You need to be around other people who can listen to your struggles and understand why they’re worth it and know that it’s not necessarily time to throw in the towel.

I’m definitely considering enrolling Mustard Seed in one of Landry’s classes at some point, and I’d recommend the moms’ retreats. They’re held all over the country. Find out here when one will be held near you.

What other ways  have you heard or thought of for intellectual “professional development” for homeschooling moms? I’m not just talking about going to a conference where they talk about curriculum options and heart inspiration but ways to help us moms get into the meat of the material in the various fields we will be teaching in our homeschooling career? Retreats? Book clubs? What would make it easier for you to dive into a subject that intimidates you?


4 thoughts on “Moms’ Science Weekend

  1. mummyshymz

    This sounds like a wonderful idea to learn something new. I tend to read a lot on subject matter that I’m not so comfortable teaching. A retreat like this would be great to focus on the subject, and get to know other mums at the same time!

  2. Lis @ Acorns of Gold

    Thanks for your “Review” of this weekend~ I just received an invitation in my email to attend one this fall. Curious… are you generally a non-dissecting-type of person? I tend to be incredibly squeamish (hey… I hate to put worms on a fishing hook… and I LIKE frogs, etc… the thought of dissecting is just not my thing…). Just curious. (I’m thinking I’d just opt-out of the dissection and maybe the gross anatomy talk… those are NOT up my alley, and I don’t think they’d want me fainting… 😉 )

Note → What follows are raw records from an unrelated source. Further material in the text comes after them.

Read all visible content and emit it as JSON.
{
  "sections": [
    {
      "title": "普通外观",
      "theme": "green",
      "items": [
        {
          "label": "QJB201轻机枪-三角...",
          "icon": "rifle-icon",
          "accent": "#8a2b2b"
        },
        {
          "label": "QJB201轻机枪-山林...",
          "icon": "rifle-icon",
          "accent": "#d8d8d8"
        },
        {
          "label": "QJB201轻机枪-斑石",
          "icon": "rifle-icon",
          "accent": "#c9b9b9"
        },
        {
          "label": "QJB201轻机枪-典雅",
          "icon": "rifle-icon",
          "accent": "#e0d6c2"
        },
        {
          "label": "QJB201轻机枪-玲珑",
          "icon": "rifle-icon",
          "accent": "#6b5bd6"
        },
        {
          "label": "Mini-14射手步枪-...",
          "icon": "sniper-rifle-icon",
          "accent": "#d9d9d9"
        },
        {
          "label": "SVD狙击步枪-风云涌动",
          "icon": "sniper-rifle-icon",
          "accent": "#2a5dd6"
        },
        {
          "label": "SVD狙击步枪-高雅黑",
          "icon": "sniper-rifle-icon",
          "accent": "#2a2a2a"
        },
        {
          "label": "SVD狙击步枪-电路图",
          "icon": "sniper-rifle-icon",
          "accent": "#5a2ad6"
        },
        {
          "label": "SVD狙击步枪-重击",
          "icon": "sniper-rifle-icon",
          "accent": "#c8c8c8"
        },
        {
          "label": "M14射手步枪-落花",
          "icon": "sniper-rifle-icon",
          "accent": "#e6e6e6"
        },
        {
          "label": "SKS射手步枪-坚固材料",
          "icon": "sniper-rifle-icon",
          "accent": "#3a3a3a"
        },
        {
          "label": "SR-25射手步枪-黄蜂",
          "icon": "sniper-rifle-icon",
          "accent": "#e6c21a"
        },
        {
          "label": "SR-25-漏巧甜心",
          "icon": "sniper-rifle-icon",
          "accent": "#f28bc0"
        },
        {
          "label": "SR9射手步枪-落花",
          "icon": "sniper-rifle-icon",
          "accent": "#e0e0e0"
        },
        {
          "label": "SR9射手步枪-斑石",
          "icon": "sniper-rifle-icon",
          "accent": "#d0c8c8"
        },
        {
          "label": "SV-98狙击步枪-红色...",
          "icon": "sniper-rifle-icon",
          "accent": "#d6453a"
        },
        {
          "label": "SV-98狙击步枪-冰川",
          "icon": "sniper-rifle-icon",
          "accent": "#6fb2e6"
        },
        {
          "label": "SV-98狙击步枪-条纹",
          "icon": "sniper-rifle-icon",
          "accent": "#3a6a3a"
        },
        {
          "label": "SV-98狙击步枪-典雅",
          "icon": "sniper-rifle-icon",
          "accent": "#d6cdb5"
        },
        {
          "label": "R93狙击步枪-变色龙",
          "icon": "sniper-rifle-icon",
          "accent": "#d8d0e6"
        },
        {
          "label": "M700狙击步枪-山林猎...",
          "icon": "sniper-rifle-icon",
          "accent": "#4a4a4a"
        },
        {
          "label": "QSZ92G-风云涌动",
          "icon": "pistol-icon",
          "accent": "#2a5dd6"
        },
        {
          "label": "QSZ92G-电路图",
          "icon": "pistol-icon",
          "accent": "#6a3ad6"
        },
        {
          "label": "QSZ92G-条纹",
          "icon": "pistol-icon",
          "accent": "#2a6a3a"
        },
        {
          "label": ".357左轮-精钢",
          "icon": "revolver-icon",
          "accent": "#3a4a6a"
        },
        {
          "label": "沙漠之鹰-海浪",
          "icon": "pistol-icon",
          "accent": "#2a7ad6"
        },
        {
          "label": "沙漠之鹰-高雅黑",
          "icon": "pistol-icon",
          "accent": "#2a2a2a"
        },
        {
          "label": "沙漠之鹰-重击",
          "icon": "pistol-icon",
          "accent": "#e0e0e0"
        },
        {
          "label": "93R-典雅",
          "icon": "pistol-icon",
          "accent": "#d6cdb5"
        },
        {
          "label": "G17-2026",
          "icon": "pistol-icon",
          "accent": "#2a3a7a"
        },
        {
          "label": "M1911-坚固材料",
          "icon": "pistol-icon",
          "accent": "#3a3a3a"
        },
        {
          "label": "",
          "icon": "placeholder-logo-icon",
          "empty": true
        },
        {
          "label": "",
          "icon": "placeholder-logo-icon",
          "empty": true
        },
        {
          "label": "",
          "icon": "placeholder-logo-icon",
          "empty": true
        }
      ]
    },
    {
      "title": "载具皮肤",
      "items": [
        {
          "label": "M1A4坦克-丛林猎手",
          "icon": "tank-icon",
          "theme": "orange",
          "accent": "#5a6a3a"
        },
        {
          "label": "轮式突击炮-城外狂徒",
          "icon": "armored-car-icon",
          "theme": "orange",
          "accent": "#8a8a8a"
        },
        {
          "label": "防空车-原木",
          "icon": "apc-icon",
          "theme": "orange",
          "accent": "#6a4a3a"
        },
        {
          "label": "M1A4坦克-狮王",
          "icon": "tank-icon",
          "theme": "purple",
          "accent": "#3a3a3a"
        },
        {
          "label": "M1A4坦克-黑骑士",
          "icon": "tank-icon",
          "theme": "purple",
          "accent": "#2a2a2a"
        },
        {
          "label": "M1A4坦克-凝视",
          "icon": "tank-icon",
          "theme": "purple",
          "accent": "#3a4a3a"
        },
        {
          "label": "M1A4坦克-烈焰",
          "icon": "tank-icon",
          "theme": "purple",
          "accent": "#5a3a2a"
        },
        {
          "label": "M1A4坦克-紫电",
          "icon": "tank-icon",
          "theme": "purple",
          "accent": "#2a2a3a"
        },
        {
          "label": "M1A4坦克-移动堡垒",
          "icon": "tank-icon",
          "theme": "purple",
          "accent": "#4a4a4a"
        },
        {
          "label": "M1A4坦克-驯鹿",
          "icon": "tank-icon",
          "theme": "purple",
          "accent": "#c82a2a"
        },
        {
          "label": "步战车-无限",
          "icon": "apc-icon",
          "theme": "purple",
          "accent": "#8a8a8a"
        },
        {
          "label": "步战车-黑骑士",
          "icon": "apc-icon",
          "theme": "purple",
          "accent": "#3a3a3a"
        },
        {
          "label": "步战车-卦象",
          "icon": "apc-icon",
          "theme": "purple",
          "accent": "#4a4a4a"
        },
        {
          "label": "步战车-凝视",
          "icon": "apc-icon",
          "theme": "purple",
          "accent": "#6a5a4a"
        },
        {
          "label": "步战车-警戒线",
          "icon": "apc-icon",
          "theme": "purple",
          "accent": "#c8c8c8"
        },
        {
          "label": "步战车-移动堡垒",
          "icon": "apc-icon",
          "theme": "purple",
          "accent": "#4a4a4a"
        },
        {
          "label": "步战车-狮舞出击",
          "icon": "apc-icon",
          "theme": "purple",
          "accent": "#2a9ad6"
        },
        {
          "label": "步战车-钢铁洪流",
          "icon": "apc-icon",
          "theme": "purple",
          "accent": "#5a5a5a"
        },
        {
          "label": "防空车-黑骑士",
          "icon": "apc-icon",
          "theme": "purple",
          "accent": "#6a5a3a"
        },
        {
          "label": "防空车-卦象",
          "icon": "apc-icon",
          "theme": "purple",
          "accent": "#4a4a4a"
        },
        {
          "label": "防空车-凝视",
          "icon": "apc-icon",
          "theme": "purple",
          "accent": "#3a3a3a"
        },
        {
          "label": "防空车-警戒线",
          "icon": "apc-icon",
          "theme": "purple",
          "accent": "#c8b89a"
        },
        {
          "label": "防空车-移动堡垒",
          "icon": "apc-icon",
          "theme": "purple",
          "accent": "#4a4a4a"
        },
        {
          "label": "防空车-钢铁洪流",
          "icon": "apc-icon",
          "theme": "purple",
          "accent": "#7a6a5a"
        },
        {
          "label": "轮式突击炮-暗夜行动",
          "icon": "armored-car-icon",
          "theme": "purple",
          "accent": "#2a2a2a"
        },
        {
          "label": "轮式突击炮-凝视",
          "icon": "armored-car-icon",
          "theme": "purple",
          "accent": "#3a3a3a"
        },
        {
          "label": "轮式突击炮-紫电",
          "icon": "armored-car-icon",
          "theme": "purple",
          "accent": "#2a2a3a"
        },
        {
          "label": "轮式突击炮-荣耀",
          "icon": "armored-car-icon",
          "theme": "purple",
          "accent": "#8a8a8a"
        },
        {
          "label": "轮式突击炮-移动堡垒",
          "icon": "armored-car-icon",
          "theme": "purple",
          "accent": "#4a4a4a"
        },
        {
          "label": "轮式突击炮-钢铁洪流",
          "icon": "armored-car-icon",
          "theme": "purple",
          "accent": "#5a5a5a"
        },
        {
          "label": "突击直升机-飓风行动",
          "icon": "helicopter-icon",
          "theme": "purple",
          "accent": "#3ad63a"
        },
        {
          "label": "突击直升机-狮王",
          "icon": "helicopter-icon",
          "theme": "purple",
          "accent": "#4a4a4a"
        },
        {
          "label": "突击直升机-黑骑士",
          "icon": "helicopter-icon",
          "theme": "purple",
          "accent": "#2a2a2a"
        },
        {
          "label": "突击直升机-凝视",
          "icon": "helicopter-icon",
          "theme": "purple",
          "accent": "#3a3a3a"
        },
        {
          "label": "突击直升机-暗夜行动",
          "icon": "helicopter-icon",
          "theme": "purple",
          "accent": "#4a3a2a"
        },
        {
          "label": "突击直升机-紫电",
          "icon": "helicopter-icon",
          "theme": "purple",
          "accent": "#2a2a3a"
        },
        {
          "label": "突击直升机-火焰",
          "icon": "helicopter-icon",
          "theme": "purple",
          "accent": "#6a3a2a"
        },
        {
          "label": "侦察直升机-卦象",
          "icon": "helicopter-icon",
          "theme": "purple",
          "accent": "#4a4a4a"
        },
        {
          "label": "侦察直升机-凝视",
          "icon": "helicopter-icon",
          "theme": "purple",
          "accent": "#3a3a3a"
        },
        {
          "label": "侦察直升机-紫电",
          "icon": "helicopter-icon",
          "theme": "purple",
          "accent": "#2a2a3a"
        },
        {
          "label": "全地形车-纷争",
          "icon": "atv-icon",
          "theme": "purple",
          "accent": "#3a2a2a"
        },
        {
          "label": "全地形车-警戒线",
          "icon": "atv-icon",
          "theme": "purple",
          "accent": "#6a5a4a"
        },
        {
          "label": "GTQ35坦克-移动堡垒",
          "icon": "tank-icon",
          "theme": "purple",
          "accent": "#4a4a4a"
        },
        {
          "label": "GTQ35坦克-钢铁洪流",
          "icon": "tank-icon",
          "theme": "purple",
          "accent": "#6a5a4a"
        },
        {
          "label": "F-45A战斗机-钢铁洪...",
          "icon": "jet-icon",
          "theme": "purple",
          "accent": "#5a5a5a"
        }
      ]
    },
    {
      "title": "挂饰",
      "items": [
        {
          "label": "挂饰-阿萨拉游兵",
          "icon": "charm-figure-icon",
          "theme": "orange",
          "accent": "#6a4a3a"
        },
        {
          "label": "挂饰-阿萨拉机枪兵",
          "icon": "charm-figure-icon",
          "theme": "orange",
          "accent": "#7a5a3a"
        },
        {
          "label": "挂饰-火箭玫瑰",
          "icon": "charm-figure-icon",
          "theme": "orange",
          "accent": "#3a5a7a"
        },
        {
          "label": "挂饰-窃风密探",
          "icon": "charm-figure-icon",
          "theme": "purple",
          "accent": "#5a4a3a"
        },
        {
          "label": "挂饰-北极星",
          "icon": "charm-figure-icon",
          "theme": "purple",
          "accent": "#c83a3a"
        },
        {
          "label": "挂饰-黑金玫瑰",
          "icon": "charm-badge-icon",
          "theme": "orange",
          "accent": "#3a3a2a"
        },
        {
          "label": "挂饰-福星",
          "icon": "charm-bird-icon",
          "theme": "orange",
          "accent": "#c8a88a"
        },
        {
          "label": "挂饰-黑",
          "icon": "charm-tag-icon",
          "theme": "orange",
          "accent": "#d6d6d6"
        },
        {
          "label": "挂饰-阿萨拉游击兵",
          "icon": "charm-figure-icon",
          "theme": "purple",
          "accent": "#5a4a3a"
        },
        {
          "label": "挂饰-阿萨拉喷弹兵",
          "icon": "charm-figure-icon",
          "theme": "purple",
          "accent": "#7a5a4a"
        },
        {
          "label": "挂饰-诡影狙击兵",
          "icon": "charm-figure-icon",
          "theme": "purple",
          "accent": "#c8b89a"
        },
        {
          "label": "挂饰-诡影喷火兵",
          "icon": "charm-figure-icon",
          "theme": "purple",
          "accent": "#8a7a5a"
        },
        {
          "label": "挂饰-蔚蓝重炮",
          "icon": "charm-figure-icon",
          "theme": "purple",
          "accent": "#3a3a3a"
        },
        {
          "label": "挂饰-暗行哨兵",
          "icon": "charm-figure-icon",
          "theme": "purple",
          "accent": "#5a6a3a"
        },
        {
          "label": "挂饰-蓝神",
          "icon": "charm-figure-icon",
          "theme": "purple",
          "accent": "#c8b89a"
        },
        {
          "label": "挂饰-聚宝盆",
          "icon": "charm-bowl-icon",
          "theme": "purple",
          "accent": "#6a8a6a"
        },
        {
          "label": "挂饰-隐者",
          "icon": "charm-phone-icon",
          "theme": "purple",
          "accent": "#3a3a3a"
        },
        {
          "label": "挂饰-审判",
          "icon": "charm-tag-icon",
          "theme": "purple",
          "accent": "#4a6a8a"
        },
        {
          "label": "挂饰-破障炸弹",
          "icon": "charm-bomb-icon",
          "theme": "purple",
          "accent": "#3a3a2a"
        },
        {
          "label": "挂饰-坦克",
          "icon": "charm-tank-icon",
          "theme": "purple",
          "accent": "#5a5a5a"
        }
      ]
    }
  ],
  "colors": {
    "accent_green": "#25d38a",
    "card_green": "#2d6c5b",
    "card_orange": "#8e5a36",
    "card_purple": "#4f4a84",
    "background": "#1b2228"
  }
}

    1. Michelle Post author

      Lis, no, I wouldn’t call myself a “dissection person.” This was my first dissection, if you don’t count getting a baby octopus from the seafood department (which didn’t have anything left inside, we just inspected the suckers, basically). I can’t say that I was totally gung-ho about this one, but I just kind of toughened up and did what I had to do. Really, using the lancet on my finger was more difficult, but to each her own. It is sort of sad to see the little fetuses but also awe-inspiring. They are so like a real little lamb or calf! I think the least pleasant part was the formaldehyde smell. We did it in partners. You could definitely choose to be the less hands-on partner. It helped me to try to have the mindset I have when dealing with, say, a chicken breast that I’m cooking. As far as gross anatomy, it’s not much more than diagrams and discussing functions and amazing facts about different organs. However, he does have a few CSI-type stories, so FYI. Let me know if you end up going to one!